Cobalt (Co) mine production primarily originates from the sediment-hosted copper (Cu) deposits of the Democratic Republic of Congo (DRC). These deposits usually consist of three ore zones with a supergene oxide ore blanket overlying a transition zone which grades into a sulphide zone at depth. Each of these zones display a mineral assemblage with varying gangue mineralogy and, most importantly, a distinct state of oxidation of the mineralisation. This has direct implications for Cu and Co extraction during mineral processing as it dictates which processing method is to be used (i.e., leaching vs. flotation) and affects the performance of these. To optimise resource efficiency, reduce technical risks and environmental impacts, comprehensive understanding of variation of ore mineralogy and texture in the deposit is essential. By defining geometallurgical ore types according to their inferred metallurgical behaviour, this information can serve to classify the resources and improve resource management. To obtain insight into the spatial distribution of mineral grades, it is necessary to develop techniques that have the potential to measure rapidly and, preferably, within the mine at relatively low-cost. In this study, the application of portable Fourier transformed infrared (FTIR) spectroscopy is investigated to measure the mineralogy of drill core samples. A set of samples from a sediment-hosted Cu-Co deposit in DRC was selected to test this approach.
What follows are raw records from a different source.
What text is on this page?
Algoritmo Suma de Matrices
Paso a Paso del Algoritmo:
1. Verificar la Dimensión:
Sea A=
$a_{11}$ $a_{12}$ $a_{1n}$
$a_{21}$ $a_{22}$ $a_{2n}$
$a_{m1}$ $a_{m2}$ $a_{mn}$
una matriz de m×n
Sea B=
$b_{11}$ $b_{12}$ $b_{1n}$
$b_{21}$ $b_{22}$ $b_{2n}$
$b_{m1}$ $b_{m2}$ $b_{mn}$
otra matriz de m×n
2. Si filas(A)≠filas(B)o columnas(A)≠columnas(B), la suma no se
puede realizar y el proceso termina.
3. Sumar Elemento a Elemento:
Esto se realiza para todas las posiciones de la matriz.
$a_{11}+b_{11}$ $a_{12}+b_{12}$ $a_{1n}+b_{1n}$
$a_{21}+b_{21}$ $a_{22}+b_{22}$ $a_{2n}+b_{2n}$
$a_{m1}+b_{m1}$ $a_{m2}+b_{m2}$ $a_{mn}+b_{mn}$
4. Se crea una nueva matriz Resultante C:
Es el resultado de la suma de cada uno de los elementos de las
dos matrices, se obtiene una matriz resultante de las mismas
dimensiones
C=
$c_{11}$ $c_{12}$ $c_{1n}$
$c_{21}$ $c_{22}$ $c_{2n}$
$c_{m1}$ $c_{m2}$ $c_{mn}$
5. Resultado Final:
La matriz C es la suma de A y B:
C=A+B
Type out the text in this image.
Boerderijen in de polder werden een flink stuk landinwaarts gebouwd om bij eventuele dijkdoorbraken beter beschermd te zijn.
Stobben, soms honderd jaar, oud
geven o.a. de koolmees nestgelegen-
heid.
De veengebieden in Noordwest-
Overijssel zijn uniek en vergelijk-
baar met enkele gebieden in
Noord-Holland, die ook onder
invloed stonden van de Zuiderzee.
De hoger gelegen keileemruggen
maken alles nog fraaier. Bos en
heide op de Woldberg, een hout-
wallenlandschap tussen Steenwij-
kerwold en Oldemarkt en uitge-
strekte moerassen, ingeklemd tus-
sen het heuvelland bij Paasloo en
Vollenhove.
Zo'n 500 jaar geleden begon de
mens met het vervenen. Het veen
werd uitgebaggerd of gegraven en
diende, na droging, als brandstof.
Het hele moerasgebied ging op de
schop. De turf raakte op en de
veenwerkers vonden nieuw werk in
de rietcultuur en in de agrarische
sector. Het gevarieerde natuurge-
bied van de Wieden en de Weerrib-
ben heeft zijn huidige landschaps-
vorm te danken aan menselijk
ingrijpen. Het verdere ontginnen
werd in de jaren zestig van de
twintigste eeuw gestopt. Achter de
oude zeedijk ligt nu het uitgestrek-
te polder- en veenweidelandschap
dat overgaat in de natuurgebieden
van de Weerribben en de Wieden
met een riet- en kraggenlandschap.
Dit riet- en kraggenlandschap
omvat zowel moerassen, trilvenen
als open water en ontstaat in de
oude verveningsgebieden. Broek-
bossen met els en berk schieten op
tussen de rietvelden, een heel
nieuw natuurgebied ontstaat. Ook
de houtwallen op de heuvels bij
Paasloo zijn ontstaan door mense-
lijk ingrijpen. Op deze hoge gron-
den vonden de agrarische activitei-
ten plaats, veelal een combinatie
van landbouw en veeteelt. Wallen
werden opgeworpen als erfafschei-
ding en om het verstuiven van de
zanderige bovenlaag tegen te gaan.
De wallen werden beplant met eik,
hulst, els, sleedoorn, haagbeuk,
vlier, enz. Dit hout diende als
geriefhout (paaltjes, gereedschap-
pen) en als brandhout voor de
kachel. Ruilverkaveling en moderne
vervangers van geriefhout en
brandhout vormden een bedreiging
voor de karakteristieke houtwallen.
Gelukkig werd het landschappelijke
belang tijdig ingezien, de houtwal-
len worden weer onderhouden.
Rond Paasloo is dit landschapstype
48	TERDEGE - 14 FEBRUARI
Results were validated using automated mineralogy (QEMSCAN). Prediction of gangue and target mineral grades from the FTIR spectra was achieved through partial least squares regression (PLS-R) combined with competitive adaptive reweighted sampling (CARS). It is shown that the modal mineralogy obtained from FTIR can be used to classify the ore according to type of mineralisation and gangue mineralogy into geometallurgical ore types. This classification supports selection of a suitable processing route and is likely to affect the overall process performance.